Phony Army Unit Tarnished Reputations of Reserve Associations

Ching-Ching Ni, Los Angeles Times, July 14, 2011

The crisp green military uniform made George Liu feel patriotic and proud, and when he marched through the streets of the San Gabriel Valley with the United States Army Volunteer Reserve Association, the green card holder felt like a real citizen.

Liu bought the uniform from a thrift store for $100 and then paid an additional $95 to become a sergeant in the association, a bargain compared with what the group’s web site said it cost to become a colonel or–at the top of the price line–the $335 it cost to be a lieutenant general.

For years, Liu and hundreds of others from heavily Asian neighborhoods in the San Gabriel Valley have joined faux military units, dressing in uniform, marching in parades, rubbing shoulders with politicians and, in at least one instance, traveling abroad as a dignitary.


“I want to do something good for America. I can’t just pick up a broom and sweep the streets,” said Liu, taking a quick break from the lunchtime rush at the Chinese restaurant where he works as a cook. “I need a group like this. It makes me feel American.”

But the reserve association received unwanted attention this spring when a onetime member was arrested for masquerading as a U.S. military reservist and preying on immigrants by promising that joining his break-away group would give them an inroad to U.S. citizenship.

Yupeng Deng’s group, which he named U.S. Army/Military Special Forces Reserves, did business out of a Temple City strip mall in what looked much like a U.S. Army recruiting office.

There, authorities said, he issued credentials that resembled U.S. military papers and told some recruits that the paperwork could get them out traffic tickets or entitle them to military benefits. He asked recruits to refer to him as “Supreme Commander.”

So hazy were the lines between the real military and Deng’s group that some members even showed up at U.S. recruiting offices to pay their dues, authorities said.


As the association grew, some members broke away to form splinter groups. In 2008, Deng split away, setting up in his Temple City storefront and drawing about 100 recruits.

Peng Gao, an Arcadia lawyer who helped Deng incorporate, was so impressed that he joined him.


The group held training sessions on weekends, marching at a local park with wooden guns.


Deng was arrested in April and charged with 13 counts of theft by pretense, manufacturing deceptive government documents and counterfeiting a government seal. In a deal with prosecutors in late June, he pleaded guilty and was sentenced to three years in prison.

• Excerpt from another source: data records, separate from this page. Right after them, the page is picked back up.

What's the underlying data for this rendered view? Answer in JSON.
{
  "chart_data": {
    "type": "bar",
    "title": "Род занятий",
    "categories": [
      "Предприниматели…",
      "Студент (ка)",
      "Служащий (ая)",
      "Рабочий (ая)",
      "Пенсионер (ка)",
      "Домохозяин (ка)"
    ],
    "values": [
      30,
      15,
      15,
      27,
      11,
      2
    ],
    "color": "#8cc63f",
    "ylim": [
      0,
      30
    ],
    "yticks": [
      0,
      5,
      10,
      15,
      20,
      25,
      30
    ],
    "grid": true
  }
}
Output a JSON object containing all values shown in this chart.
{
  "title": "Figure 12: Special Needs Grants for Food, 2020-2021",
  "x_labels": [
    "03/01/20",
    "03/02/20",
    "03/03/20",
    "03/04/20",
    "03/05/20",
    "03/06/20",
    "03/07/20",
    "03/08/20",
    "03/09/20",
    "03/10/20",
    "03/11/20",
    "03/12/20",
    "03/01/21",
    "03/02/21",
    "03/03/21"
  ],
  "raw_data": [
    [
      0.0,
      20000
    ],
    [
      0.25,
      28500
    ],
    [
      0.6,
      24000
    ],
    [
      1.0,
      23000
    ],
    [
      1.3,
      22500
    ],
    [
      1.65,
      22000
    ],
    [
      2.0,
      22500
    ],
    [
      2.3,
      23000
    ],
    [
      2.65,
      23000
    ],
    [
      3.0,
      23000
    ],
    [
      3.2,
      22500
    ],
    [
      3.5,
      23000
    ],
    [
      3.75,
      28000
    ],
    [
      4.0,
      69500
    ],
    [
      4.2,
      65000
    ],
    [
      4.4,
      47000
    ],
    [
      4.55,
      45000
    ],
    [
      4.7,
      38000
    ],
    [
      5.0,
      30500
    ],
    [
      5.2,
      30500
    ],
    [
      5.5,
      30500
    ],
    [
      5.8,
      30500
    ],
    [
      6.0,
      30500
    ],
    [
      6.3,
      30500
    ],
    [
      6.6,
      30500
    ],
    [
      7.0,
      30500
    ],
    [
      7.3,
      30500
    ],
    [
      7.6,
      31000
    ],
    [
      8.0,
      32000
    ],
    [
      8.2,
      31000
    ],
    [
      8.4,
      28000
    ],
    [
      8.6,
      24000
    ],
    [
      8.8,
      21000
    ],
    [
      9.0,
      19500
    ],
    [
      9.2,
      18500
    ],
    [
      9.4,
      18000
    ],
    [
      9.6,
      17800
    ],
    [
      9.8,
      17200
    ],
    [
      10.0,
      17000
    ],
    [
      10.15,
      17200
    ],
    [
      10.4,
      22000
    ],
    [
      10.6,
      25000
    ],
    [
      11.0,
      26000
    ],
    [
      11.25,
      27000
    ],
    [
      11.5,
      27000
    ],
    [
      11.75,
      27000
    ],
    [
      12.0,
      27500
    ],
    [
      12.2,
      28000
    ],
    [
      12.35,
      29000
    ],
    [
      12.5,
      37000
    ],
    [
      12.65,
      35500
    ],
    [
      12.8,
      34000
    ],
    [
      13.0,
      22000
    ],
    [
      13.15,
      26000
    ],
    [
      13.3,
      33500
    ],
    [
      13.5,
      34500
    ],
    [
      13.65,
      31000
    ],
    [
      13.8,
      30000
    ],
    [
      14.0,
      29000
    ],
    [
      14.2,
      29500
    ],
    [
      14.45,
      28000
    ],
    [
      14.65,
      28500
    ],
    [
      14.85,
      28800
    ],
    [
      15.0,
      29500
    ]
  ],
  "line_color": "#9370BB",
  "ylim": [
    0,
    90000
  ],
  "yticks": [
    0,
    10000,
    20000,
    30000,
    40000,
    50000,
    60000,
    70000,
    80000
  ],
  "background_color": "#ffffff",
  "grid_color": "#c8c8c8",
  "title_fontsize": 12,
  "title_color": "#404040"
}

But with the rash of bad publicity, San Gabriel Valley politicians who once welcomed the pageantry of having uniformed troops march through their banquets or stand at attention as the national anthem was played distanced themselves. Events were canceled. Association members stopped wearing their uniforms and met more infrequently.

They say their commander is now under pressure to disband the group or at least redesign the uniforms to look more like business attire than military dress.


3 responses to “Phony Army Unit Tarnished Reputations of Reserve Associations”

  1. (AWG) Average White Guy says:

    Ok, guys. Let’s get a group together, travel to China and try this stunt there.

    Imagine. A group of White people marching in a Chinese parade wearing fake military uniforms.

    BTW – No need to buy a round trip ticket to China.

  2. Vick says:

    I have to admit I am fascinated by this story. It’s such an interesting sneak peek into the mindset of Chinese immigrants.

    The idea that for a small fee you can buy your way into an elite US military unit, thereby getting a sort of backdoor pass into American respectability as a US veteran. The fake machismo that must come with it, the love of Hollywood action films and hi-tech “elite” gear. And the fact that underneath it all was a good ol’ fashioned con – the whole incident says a lot about the world of Chinese immigrants, their culture and values.

  3. Michael C. Scott says:

    “…The whole incident says a lot about the world of Chinese immigrants, their culture and values.”

    –Vick (2)

    Exactly. Corruption is so deeply rooted in so much of Chinese culture that thinking one can buy one’s way into an elite military unit and thence into US citizenship would seem perfectly reasonable to someone with that cultural background.

    Unfortunately for us, as the population of any newly-arrived immigrant group reaches a critical mass, the desire to assimilate into the host society disappears. We passed that tipping point long ago with Mexicans, and are probably in that process with Chinese.